A recente decisão da Sociedade Bíblica de Angola de produzir uma edição especial da Bíblia Sagrada, em alusão aos 50 anos da independência nacional, incluindo na capa o símbolo comemorativo desta efeméride, gerou desde as últimas horas do dia (3/11), um intenso debate nas redes sociais e principalmente no meio evangélico. O gesto, que para alguns representa uma justa celebração da história do país, foi visto por outros como uma confusão entre o que é santo e o que é meramente terreno e humano.

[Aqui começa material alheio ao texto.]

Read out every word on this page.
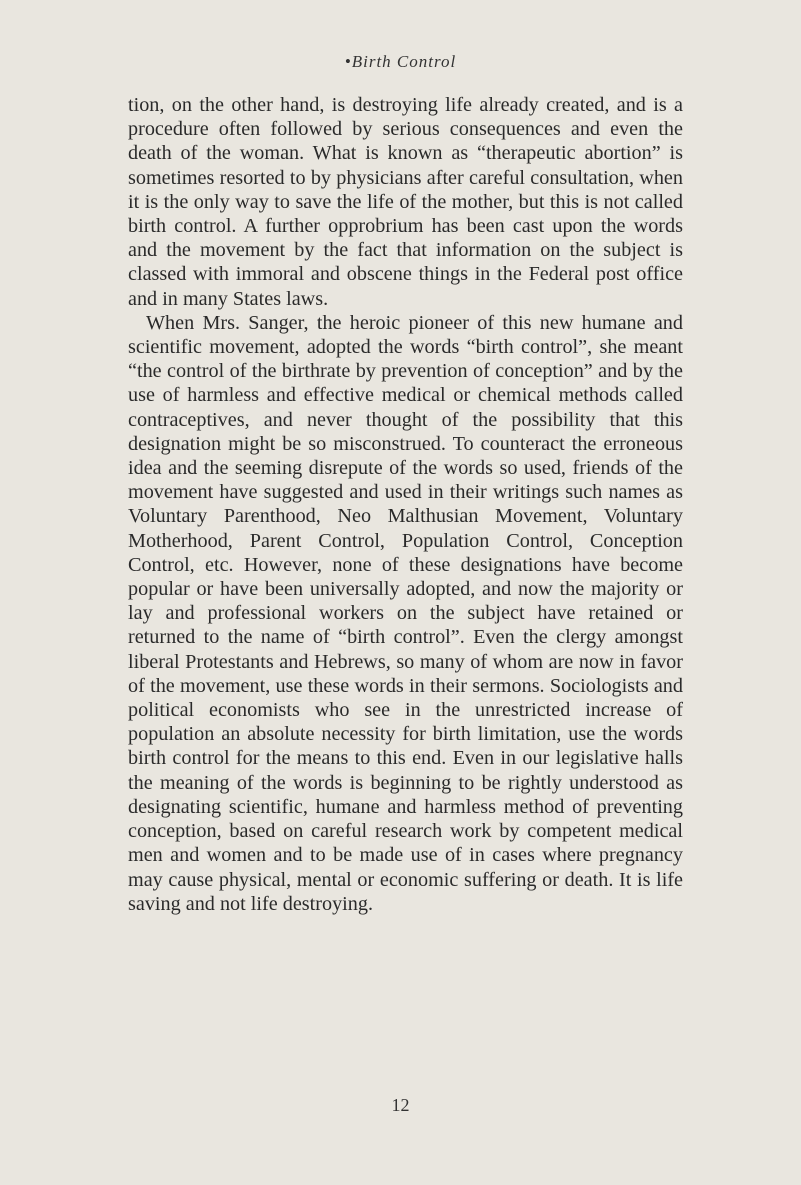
•Birth Control

tion, on the other hand, is destroying life already created, and is a procedure often followed by serious consequences and even the death of the woman. What is known as “therapeutic abortion” is sometimes resorted to by physicians after careful consultation, when it is the only way to save the life of the mother, but this is not called birth control. A further opprobrium has been cast upon the words and the movement by the fact that information on the subject is classed with immoral and obscene things in the Federal post office and in many States laws.

When Mrs. Sanger, the heroic pioneer of this new humane and scientific movement, adopted the words “birth control”, she meant “the control of the birthrate by prevention of conception” and by the use of harmless and effective medical or chemical methods called contraceptives, and never thought of the possibility that this designation might be so misconstrued. To counteract the erroneous idea and the seeming disrepute of the words so used, friends of the movement have suggested and used in their writings such names as Voluntary Parenthood, Neo Malthusian Movement, Voluntary Motherhood, Parent Control, Population Control, Conception Control, etc. However, none of these designations have become popular or have been universally adopted, and now the majority or lay and professional workers on the subject have retained or returned to the name of “birth control”. Even the clergy amongst liberal Protestants and Hebrews, so many of whom are now in favor of the movement, use these words in their sermons. Sociologists and political economists who see in the unrestricted increase of population an absolute necessity for birth limitation, use the words birth control for the means to this end. Even in our legislative halls the meaning of the words is beginning to be rightly understood as designating scientific, humane and harmless method of preventing conception, based on careful research work by competent medical men and women and to be made use of in cases where pregnancy may cause physical, mental or economic suffering or death. It is life saving and not life destroying.

12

A controvérsia, mais do que questão estética, é teológica e espiritual. Ela convida-nos a refletir sobre a relação entre a fé cristã e o sentimento nacional, sobre os limites do patriotismo dentro da prática da Igreja e, acima de tudo, sobre o respeito à natureza das Sagradas Escrituras.

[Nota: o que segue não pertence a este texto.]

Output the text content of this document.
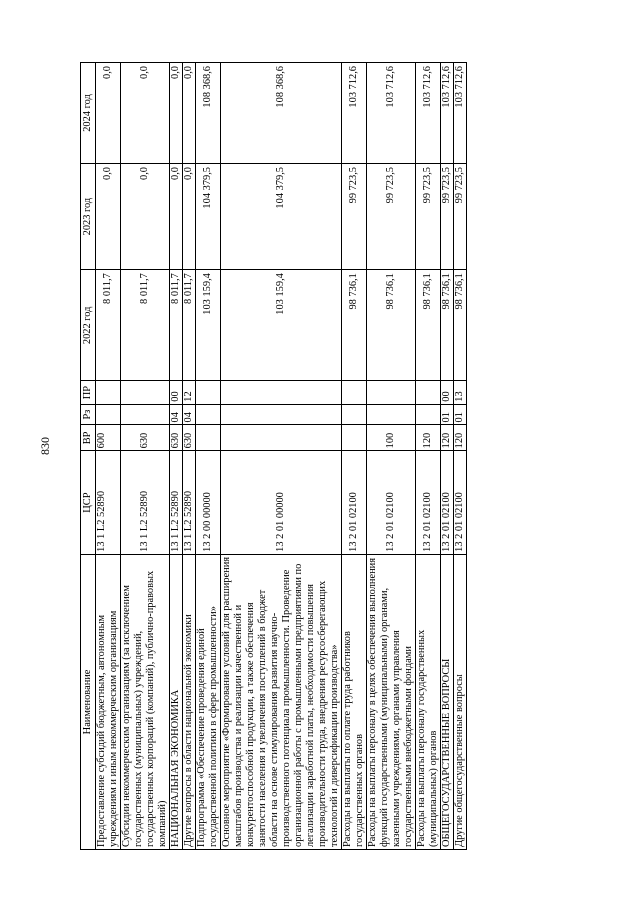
830
Наименование	ЦСР	ВР	Рз	ПР	2022 год	2023 год	2024 год
Предоставление субсидий бюджетным, автономным учреждениям и иным некоммерческим организациям	13 1 L2 52890	600			8 011,7	0,0	0,0
Субсидии некоммерческим организациям (за исключением государственных (муниципальных) учреждений, государственных корпораций (компаний), публично-правовых компаний)	13 1 L2 52890	630			8 011,7	0,0	0,0
НАЦИОНАЛЬНАЯ ЭКОНОМИКА	13 1 L2 52890	630	04	00	8 011,7	0,0	0,0
Другие вопросы в области национальной экономики	13 1 L2 52890	630	04	12	8 011,7	0,0	0,0
Подпрограмма «Обеспечение проведения единой государственной политики в сфере промышленности»	13 2 00 00000				103 159,4	104 379,5	108 368,6
Основное мероприятие «Формирование условий для расширения масштабов производства и реализации качественной и конкурентоспособной продукции, а также обеспечения занятости населения и увеличения поступлений в бюджет области на основе стимулирования развития научно-производственного потенциала промышленности. Проведение организационной работы с промышленными предприятиями по легализации заработной платы, необходимости повышения производительности труда, внедрения ресурсосберегающих технологий и диверсификации производства»	13 2 01 00000				103 159,4	104 379,5	108 368,6
Расходы на выплаты по оплате труда работников государственных органов	13 2 01 02100				98 736,1	99 723,5	103 712,6
Расходы на выплаты персоналу в целях обеспечения выполнения функций государственными (муниципальными) органами, казенными учреждениями, органами управления государственными внебюджетными фондами	13 2 01 02100	100			98 736,1	99 723,5	103 712,6
Расходы на выплаты персоналу государственных (муниципальных) органов	13 2 01 02100	120			98 736,1	99 723,5	103 712,6
ОБЩЕГОСУДАРСТВЕННЫЕ ВОПРОСЫ	13 2 01 02100	120	01	00	98 736,1	99 723,5	103 712,6
Другие общегосударственные вопросы	13 2 01 02100	120	01	13	98 736,1	99 723,5	103 712,6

A BÍBLIA É A PALAVRA DE DEUS, POR ISSO NÃO PODE SER REDUZIDA COM SÍMBOLOS DE UM PAÍS OU SUAS MANIFESTAÇÕES POLÍTICAS Sendo a Bíblia a revelação inspirada e infalível de Deus (2 Timóteo 3:16,17) transcende culturas, ideologias e fronteiras geográficas.
É a Palavra que fala com igual autoridade a todos cidadãos do mundo. Por isso, ela não pertence a nenhuma nação ou alguma organização (ainda que seja religiosa!), pertence a Deus e a toda humanidade.
Ao associar a Bíblia aos símbolos de natureza política e/ou nacional, corre-se o risco de reduzir o seu alcance universal e de misturar o eterno com o transitório, o santo com o secular. Jesus mesmo afirmou diante de Pilatos: “O meu reino não é deste mundo” (João 18:36).
Esta declaração não é apenas teológica, é também política no sentido mais profundo: o reino de Deus não se confunde com algum projecto terreno, por mais nobre ou patriótico que pareça. Patriotismo é virtude, mas não deve tornar-se culto.
É saudável e bíblico amar a pátria. Jeremias 29:7 ensina-nos a “buscar o bem da cidade” onde vivemos. O cristão deve ser um bom cidadão, contribuindo para a justiça, a paz e o desenvolvimento do seu país. Contudo, há uma linha tênue entre o patriotismo responsável e o nacionalismo idólatra. Quando a Palavra de Deus, a expressão suprema da vontade divina, passa a carregar em si marcas de um projecto humano ou político, ainda que comemorativo, perde-se parte da neutralidade e da sacralidade que a tornam universal.
O apóstolo Paulo lembra: “Em Cristo não há judeu nem grego” (Gálatas 3:28), o que nos lembra que, em Cristo, as fronteiras se dissolvem. O Evangelho não é a mensagem de uma bandeira, mas a mensagem da cruz. Compreende-se a boa intenção da Sociedade Bíblica de Angola: celebrar um marco histórico e agradecer a Deus pelos 50 anos de liberdade nacional. No entanto, é preciso reconhecer que a forma também comunica. A capa de uma Bíblia não é apenas um elemento gráfico, ela transmite uma mensagem espiritual.
Quando essa mensagem se mistura a símbolos estatais, a sensação de muitos fiéis pode ser de desconforto, reagindo em desconfiança. Sobre este assunto muito importante para as instituições eclesiásticas o apóstolo Paulo orienta: “Tende cuidado, porém, para que essa liberdade não venha a ser tropeço para os fracos” (1 Coríntios 8:9). E, antes de Paulo, Jesus já advertira: “É inevitável que venham escândalos, mas ai do homem pelo qual eles vêm!” (Lucas 17:1).
A Igreja é chamada a agir com sabedoria, evitando escândalos desnecessários e preservando a pureza do testemunho cristão. As instituições bíblicas, especialmente, devem ser guardiãs da neutralidade e da reverência ao texto sagrado. O Evangelho está acima de qualquer Bandeira. A comemoração dos 50 anos da independência de Angola é motivo legítimo de alegria nacional; a liberdade é um dom precioso, e todo cristão deve agradecer a Deus por viver num país livre e soberano.
Mas é igualmente necessário lembrar que a Bíblia não é um livro comemorativo; é a Palavra Viva de Deus, santa (isto é, separada para a glória exclusiva do mesmo Deus) eterna e imutável. Ela fala com a mesma autoridade a todas as gerações e povos, independentemente de seus símbolos e governos. Celebrar a pátria é digno, exaltar a independência nos padrões políticos do país e da sua Constituição é legítimo.
Mas sacralizála na perspectiva em que se pretende é perigoso. O cristão angolano é cidadão de Angola, mas, sobretudo, é cidadão do céu (Filipenses 3:20). E a Bíblia, com ou sem símbolos nacionais, continuará sendo o mesmo livro que transforma vidas, quando lido, crido e obedecido com humildade.